R. erythropolis is capable of changing the fatty acid composition of its membrane in response to different carbon sources which helps to maintain membrane fluidity and essential biological functions under different environmental conditions. This explains its ability of resilience and adaptability. This micro-organism exhibits Oligotrophic growth and is referred with this term since its CO_{2} fixation system is not yet discovered.

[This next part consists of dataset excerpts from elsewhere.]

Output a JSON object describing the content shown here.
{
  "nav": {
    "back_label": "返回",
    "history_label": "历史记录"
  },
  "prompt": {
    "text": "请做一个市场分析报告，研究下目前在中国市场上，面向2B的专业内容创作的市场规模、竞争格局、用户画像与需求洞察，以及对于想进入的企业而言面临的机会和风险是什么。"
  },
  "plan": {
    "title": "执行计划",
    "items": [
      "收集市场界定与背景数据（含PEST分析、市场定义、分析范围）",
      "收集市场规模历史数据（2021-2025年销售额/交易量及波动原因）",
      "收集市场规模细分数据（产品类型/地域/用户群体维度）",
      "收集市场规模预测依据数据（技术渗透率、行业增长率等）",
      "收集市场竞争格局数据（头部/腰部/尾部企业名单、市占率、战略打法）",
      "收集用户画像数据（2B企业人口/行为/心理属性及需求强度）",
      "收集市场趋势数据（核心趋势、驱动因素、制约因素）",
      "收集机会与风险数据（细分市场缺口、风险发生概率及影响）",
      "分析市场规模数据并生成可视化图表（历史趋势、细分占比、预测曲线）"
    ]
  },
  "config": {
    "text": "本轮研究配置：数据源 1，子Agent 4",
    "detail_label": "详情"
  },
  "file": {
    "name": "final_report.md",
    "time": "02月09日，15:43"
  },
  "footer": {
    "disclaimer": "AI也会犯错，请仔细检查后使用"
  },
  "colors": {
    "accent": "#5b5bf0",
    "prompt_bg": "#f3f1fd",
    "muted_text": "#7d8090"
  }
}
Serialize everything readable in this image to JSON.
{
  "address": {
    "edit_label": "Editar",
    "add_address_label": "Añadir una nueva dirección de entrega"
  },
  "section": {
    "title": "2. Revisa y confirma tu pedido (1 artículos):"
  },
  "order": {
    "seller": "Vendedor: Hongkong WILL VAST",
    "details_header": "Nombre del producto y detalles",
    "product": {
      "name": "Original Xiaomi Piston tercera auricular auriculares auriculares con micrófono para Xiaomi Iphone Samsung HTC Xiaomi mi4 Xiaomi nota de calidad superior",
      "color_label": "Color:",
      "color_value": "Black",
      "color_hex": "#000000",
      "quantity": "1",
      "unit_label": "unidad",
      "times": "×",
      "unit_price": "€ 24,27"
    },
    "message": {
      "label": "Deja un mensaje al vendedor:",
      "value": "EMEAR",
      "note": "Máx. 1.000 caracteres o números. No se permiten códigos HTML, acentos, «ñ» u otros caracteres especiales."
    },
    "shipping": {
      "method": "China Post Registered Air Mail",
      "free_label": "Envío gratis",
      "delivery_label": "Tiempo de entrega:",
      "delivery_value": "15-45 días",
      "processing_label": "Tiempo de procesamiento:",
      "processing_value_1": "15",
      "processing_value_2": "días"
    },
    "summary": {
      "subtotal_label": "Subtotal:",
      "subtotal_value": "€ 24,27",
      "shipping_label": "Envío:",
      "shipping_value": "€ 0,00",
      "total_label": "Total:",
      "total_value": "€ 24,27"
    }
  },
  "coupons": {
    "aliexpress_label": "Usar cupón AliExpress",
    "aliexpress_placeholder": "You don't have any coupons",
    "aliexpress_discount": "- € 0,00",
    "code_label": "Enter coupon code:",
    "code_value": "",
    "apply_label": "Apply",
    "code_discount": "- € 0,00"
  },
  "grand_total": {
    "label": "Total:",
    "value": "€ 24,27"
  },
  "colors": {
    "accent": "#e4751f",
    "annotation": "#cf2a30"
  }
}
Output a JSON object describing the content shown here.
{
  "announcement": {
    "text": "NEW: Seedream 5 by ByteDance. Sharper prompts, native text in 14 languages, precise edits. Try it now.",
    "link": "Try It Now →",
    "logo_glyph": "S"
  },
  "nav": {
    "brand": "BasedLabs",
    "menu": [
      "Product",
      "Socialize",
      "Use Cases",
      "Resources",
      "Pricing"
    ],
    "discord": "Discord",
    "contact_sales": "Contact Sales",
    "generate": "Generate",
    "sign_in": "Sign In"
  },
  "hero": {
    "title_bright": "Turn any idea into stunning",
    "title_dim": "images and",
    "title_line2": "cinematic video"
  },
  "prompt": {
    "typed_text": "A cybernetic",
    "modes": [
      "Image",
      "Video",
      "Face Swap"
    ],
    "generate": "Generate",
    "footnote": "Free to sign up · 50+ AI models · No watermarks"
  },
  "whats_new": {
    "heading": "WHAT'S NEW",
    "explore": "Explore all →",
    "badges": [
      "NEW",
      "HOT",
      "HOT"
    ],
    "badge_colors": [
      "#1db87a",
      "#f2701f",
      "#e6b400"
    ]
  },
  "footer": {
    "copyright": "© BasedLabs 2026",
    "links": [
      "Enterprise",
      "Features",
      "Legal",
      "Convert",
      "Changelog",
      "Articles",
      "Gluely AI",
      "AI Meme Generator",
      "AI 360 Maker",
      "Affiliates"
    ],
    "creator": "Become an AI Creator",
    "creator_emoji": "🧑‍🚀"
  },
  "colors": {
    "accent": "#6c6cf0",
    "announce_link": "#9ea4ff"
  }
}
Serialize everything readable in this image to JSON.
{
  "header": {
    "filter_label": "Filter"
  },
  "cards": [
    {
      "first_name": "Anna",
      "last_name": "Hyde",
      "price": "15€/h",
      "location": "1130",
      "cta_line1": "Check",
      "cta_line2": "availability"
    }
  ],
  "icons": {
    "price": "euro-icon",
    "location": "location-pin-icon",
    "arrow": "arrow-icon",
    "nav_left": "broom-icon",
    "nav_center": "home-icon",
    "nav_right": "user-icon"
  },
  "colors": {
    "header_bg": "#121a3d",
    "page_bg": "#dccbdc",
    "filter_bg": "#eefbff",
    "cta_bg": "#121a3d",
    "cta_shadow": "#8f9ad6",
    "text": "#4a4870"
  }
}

== Applications in biotechnology ==
In biotechnological applications, R. erythropolis has proven to be a robust biocatalyst, capable of enduring the presence of deleterious substances commonly faced in organic-aqueous biotransformation systems. This bacterium cells able to tolerate and adapt to solvents under stress conditions to protect cell population from solvent effects, since solvent toxicity is a major factor influencing cell behavior and performance in biotransformation systems. R. erythropolis can naturally grow in contaminated environments, due to this mechanism this bacterium is used in the process of bioremediation. Apart from the bacterium role in bioremediation, R. erythropolis is capable of acting as biological control in plants. The bacterium's abilities of catabolic mechanisms and degrading abilities are used to disrupt quorum sensing mediated communication of gram negative pathogens that affects plants particularly in phyllosphere and rhizosphere. The role of R. erythropolis as a biological control in plants explains its application in agriculture and environmental applications.

== Genomics ==
R. erythropolis bacterium genome consists of one main chromosome with 6,455,263 bp, one linear plasmid(227,989bp), and three circular plasmids with ([79,600bp], [5,420bp], [5,444bp]). The G+C contents occupies 59 to 62% genome. The whole genome contains 6, 318 putative coding sequences, 60 tRNAs, and 5 rrn operons.